The Kunsthalle Zürich launched its exhibition season at the Museum Bärengasse—where it is temporarily based until June 2012 while work is carried out on the conversion and renovation of its permanent home at the Löwenbräu Areal—with Zobernig's solo exhibition "ohne Titel (in Red)." In keeping with the rooms in the buildings of the Museum Bärengasse, which were constructed in 1670, the works selected for presentation focused on the topics of "furnishing" and "light," and played with the domesticated interior of the former residential buildings. Closing the shutters on the windows of the two early Baroque houses, Zobernig submerged the exhibition spaces in red light with his work "ohne Titel" produced in 1994. By doing so, concepts such as "display," "installation," "setting up," and "representation," as well as "site-specificity" for the idiosyncratic context of the spaces, were put up for discussion and confronted with the traditional understanding of the installation.

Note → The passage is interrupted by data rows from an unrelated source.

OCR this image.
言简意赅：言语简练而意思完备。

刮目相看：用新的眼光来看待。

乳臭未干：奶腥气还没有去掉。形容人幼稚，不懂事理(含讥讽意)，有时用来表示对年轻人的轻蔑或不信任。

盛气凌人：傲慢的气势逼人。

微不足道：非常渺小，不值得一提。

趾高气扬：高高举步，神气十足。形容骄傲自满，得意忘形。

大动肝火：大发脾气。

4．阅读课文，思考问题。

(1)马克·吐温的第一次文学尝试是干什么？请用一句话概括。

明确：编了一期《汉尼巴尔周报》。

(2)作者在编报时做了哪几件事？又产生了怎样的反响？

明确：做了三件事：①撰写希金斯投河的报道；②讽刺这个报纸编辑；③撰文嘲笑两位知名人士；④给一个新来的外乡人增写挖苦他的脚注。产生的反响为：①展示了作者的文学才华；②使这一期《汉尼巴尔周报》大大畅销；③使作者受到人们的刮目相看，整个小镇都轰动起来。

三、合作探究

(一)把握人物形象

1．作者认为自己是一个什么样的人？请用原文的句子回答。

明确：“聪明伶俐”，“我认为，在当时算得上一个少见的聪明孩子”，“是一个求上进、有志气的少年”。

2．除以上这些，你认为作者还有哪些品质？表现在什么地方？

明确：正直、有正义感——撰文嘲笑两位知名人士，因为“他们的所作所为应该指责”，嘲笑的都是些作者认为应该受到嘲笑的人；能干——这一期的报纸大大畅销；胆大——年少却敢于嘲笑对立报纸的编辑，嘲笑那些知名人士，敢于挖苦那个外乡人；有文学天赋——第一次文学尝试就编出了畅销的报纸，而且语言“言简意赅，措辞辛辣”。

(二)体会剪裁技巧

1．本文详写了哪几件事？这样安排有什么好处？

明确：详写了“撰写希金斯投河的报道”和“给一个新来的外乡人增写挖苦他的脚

This publication attempts to transform the exhibition, treated as a retrospective—it showed a cross-section of Zobernig's artistic oeuvre from 1985 to the present—into book form. It includes an essay by Gregor Stemmrich in which he focuses on the understanding of the afore-mentioned concepts as well as on their affects on the perception of an art institution such as the Museum Bärengasse. This text not only reflects the exhibition "ohne Titel (in Red)," but provides an insight into Heimo Zobernig's practice and concerns in general. The publication is realized in close collaboration with the artist and contains numerous installation views.

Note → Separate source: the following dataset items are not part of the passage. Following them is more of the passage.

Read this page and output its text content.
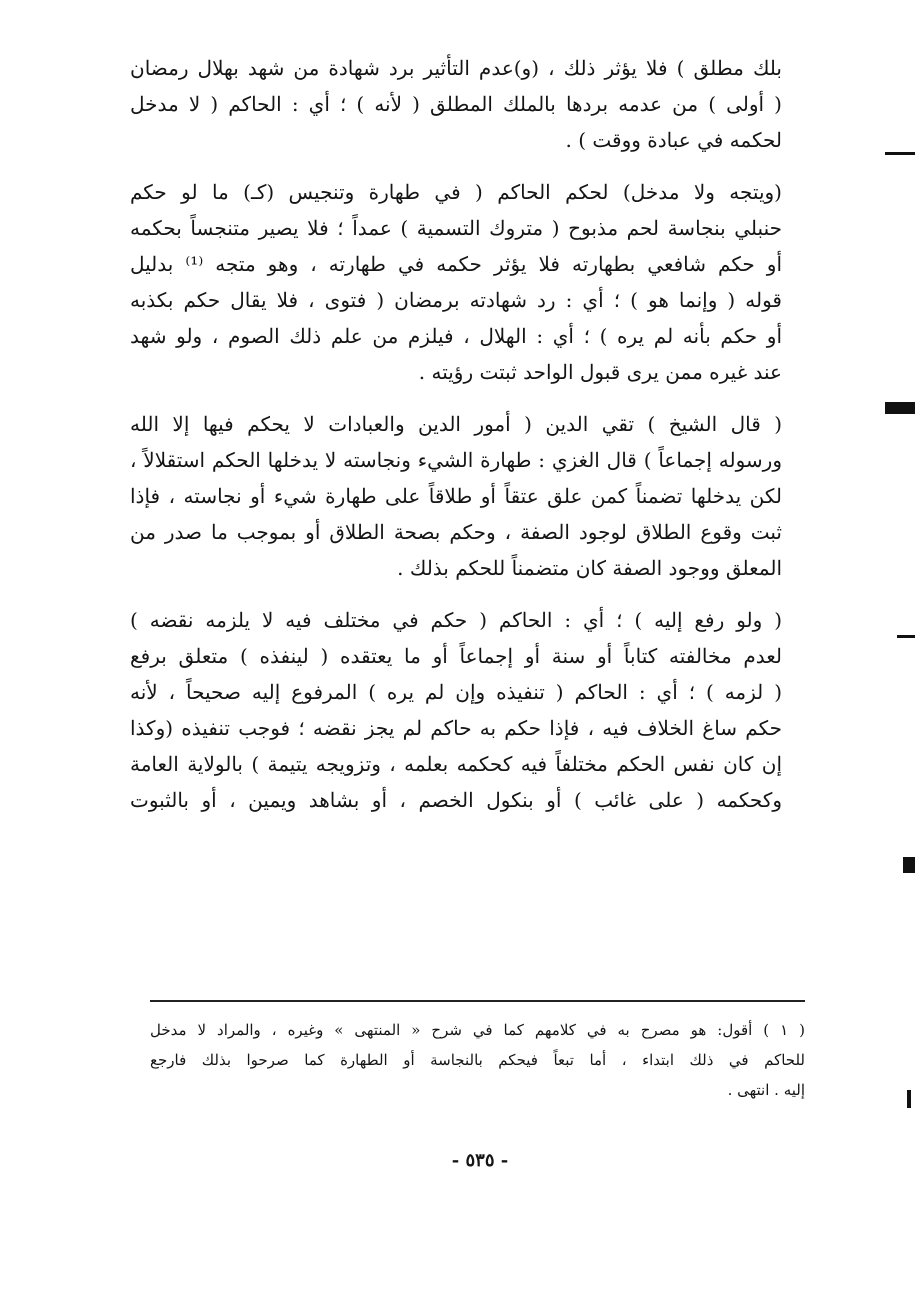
بلك مطلق ) فلا يؤثر ذلك ، (و)عدم التأثير برد شهادة من شهد بهلال رمضان
( أولى ) من عدمه بردها بالملك المطلق ( لأنه ) ؛ أي : الحاكم ( لا مدخل
لحكمه في عبادة ووقت ) .
(ويتجه ولا مدخل) لحكم الحاكم ( في طهارة وتنجيس (كـ) ما لو حكم
حنبلي بنجاسة لحم مذبوح ( متروك التسمية ) عمداً ؛ فلا يصير متنجساً بحكمه
أو حكم شافعي بطهارته فلا يؤثر حكمه في طهارته ، وهو متجه ⁽¹⁾ بدليل
قوله ( وإنما هو ) ؛ أي : رد شهادته برمضان ( فتوى ، فلا يقال حكم بكذبه
أو حكم بأنه لم يره ) ؛ أي : الهلال ، فيلزم من علم ذلك الصوم ، ولو شهد
عند غيره ممن يرى قبول الواحد ثبتت رؤيته .
( قال الشيخ ) تقي الدين ( أمور الدين والعبادات لا يحكم فيها إلا الله
ورسوله إجماعاً ) قال الغزي : طهارة الشيء ونجاسته لا يدخلها الحكم استقلالاً ،
لكن يدخلها تضمناً كمن علق عتقاً أو طلاقاً على طهارة شيء أو نجاسته ، فإذا
ثبت وقوع الطلاق لوجود الصفة ، وحكم بصحة الطلاق أو بموجب ما صدر من
المعلق ووجود الصفة كان متضمناً للحكم بذلك .
( ولو رفع إليه ) ؛ أي : الحاكم ( حكم في مختلف فيه لا يلزمه نقضه )
لعدم مخالفته كتاباً أو سنة أو إجماعاً أو ما يعتقده ( لينفذه ) متعلق برفع
( لزمه ) ؛ أي : الحاكم ( تنفيذه وإن لم يره ) المرفوع إليه صحيحاً ، لأنه
حكم ساغ الخلاف فيه ، فإذا حكم به حاكم لم يجز نقضه ؛ فوجب تنفيذه (وكذا
إن كان نفس الحكم مختلفاً فيه كحكمه بعلمه ، وتزويجه يتيمة ) بالولاية العامة
وكحكمه ( على غائب ) أو بنكول الخصم ، أو بشاهد ويمين ، أو بالثبوت
( ١ ) أقول: هو مصرح به في كلامهم كما في شرح « المنتهى » وغيره ، والمراد لا مدخل
للحاكم في ذلك ابتداء ، أما تبعاً فيحكم بالنجاسة أو الطهارة كما صرحوا بذلك فارجع
إليه . انتهى .
- ٥٣٥ -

Published on the occasion of the eponymous exhibition at Kunsthalle Zurich, from January to March 2011.
Heimo Zobernig (born 1958 in Mauthen, Austria, lives and works in Vienna) has been viewed as a key figure on the Austrian art scene since the early 1980s. His oeuvre explores themes of minimalism, the historical loading of the opposing pair of "figurativeness vs. abstraction," and the problem as to what art is or can be—its outward form and function.